Monday 10 June 2013

Death Panels, Anyone?

Dehumanising and Unjust

When Sarah Palin came out criticising President Obama's socialising of the health system in the United States, saying the system would set up "death panels" of bureaucrats deciding who lived and who died she was dumped on from a great height. 

She was right, prophetically so.  But this gift did not require a special prophetic gift--only some clear thinking on her part.  Health care resources and services, like everything else in this life, are not infinite.  They are limited.  Therefore, rationing of some sort is inevitable.  In a socialised heath care system the government does the rationing.  It is the government which will ultimately decide--bureaucratically--who gets treatment and who does not.  Put bluntly that makes the government a convener of death panels--and that is the fundamental objection, not to rationing per se which in one form or another is inevitable and necessary.   

Fast forward just  a few short months.  HHS Secretary Kathleen Sibelius has become a one man death panel.  This from Politico.


Kathleen Sebelius at center of storm over child’s lung transplant

The plight of a dying 10-year-old girl in urgent need of a lung transplant has been taken up by some GOP lawmakers, and it’s shining a light on what critics say is a questionable policy that puts children further down the waiting list.

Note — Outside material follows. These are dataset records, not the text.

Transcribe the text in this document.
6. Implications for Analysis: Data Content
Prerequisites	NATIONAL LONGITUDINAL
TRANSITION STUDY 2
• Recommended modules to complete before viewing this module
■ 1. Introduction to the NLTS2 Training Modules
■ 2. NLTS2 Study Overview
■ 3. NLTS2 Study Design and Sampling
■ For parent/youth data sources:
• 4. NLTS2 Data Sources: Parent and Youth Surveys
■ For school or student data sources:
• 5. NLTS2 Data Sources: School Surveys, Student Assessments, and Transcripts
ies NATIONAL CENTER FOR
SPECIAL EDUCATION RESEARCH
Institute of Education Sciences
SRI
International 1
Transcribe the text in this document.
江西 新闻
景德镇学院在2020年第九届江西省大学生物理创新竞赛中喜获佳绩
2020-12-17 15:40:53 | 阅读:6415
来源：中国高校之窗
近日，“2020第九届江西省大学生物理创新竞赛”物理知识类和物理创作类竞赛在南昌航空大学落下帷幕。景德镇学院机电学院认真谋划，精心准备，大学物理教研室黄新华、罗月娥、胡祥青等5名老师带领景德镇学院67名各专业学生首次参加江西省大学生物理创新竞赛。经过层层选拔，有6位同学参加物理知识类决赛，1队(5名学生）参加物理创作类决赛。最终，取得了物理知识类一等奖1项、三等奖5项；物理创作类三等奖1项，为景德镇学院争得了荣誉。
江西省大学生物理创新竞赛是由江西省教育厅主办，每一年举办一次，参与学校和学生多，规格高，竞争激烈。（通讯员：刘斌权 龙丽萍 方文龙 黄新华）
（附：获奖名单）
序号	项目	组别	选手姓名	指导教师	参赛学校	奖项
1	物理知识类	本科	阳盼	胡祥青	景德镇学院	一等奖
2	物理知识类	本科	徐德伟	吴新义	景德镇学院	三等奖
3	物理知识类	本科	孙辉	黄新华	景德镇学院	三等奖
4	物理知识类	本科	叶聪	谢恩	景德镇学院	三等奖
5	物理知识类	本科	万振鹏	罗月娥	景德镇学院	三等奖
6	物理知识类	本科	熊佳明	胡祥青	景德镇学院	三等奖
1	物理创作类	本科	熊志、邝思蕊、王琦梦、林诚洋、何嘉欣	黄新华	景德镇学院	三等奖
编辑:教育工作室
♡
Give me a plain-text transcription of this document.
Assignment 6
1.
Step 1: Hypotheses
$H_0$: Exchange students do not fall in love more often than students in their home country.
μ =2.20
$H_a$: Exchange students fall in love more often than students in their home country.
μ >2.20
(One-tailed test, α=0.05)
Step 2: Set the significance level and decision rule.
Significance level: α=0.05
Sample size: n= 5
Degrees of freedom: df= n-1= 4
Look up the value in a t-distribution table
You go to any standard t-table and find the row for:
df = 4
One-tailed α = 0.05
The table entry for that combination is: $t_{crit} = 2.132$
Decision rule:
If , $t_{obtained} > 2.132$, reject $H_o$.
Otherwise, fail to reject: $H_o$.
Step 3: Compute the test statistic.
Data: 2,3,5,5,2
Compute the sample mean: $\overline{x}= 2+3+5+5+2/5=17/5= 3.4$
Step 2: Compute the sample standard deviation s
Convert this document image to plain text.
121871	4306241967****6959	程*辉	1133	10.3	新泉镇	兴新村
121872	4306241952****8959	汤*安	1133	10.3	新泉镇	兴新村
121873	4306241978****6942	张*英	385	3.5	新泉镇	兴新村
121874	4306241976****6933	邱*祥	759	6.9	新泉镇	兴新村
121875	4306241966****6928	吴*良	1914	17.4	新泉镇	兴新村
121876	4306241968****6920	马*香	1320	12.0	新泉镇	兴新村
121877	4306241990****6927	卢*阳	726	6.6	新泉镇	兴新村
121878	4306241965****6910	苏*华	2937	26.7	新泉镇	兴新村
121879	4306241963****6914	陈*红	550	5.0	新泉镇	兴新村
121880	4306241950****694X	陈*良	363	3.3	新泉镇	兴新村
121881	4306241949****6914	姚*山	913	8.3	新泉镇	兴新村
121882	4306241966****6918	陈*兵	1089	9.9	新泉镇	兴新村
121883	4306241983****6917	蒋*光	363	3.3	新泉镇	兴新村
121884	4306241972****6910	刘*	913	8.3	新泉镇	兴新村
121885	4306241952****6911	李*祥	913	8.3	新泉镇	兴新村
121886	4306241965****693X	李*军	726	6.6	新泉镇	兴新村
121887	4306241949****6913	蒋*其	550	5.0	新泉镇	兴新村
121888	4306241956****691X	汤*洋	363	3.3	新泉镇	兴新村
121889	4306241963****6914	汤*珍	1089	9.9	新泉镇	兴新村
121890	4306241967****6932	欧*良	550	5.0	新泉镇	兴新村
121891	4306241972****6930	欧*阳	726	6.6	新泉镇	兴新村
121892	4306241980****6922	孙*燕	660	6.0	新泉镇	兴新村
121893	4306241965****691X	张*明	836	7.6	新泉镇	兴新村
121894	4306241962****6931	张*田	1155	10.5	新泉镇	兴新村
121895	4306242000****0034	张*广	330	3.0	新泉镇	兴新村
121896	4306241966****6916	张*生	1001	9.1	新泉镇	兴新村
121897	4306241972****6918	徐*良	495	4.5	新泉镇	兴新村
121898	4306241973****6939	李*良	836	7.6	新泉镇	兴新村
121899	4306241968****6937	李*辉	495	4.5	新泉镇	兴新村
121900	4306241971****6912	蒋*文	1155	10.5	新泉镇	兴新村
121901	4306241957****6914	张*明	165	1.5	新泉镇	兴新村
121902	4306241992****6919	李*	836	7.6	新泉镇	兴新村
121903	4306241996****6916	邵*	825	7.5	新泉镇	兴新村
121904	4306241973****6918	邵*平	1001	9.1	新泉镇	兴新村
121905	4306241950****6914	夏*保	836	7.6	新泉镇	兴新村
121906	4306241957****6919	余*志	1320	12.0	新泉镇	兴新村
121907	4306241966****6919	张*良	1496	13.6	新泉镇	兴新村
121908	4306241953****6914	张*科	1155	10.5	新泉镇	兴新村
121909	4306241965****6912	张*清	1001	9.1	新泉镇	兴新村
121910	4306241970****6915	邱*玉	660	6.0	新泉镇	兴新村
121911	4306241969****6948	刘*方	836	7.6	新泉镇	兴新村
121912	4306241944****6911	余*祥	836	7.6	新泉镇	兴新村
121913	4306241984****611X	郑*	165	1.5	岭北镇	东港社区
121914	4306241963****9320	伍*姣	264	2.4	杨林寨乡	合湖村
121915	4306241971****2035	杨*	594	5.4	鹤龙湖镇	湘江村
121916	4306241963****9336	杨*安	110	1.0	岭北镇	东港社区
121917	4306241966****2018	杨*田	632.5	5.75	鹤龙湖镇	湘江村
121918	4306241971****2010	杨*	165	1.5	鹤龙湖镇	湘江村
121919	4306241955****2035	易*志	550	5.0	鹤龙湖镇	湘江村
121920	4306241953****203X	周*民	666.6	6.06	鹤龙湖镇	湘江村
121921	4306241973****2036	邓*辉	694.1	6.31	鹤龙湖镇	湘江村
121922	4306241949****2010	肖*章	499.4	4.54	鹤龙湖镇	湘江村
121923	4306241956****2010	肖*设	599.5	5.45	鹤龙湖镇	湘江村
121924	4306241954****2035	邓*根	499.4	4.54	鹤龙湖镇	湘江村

The family of the Pennsylvania girl, Sarah Murnaghan, has garnered the media spotlight, on cable news and in other outlets. And some GOP congressmen have joined the fray, quite literally “begging” HHS Secretary Kathleen Sebelius to intervene and save the girl’s life. Both Pennsylvania senators — a Democrat and a Republican — have also written on the child’s behalf. “I’m begging you,” Rep. Lou Barletta (R-Pa.) told Sebelius at a House hearing Tuesday morning, asking her to suspend the transplant rules until they can be revisited. “Sarah has three to five weeks to live. Time is running out.” The child has cystic fibrosis.
At the hearing, Sebelius called the situation “agonizing” and said she had talked to the girl’s mother. She has ordered a review of the policy, which she acknowledged would take too long to have any impact on this girl’s situation, but said it wasn’t her place to pick and choose transplant recipients.  “I can’t imagine anything worse than one individual getting to pick who lives and who dies,” she said. Sebelius said putting Sarah next in line would disadvantage other young people who have also been waiting for transplants — including three in the same area. Helping one child could possibly hurt another.
Sounds like a death panel to me.  But, when the death panel consists of just one it becomes personal and agonising.  We feel your pain, Kathleen.  That's why socialised medicine always opts for impersonal rules, regulations, panels--meeting in back rooms and making up endless impersonal rules and regulations to ration the supply of government funded healthcare.  Somehow that removes personal responsibility.  Except that it does not.  For when the government takes responsibility for rationing health care, the government and its functionaries are responsible for life and death.  The impersonality of it does not obviate the personal moral guilt and accountability Sibelius is now confronting.

One of the inevitable evils of government rationing of health care is that government decisions will, in the end, become politicised and ideological--as in, "you can get government funded health care if you give up protesting outside Planned Parenthood's abortion clinics".  Sound far fetched?  Actually, not lately, it doesn't.

Sarah Palin was bang on.  She was right.  She is now being demonstrably proven right.  We wish it were not so, but right back then, we knew any such a wish would prove forlorn.  In a finite world, rationing is inevitable.  Government rationing of health will always be dehumanising and unjust, the favouring of the few over the many.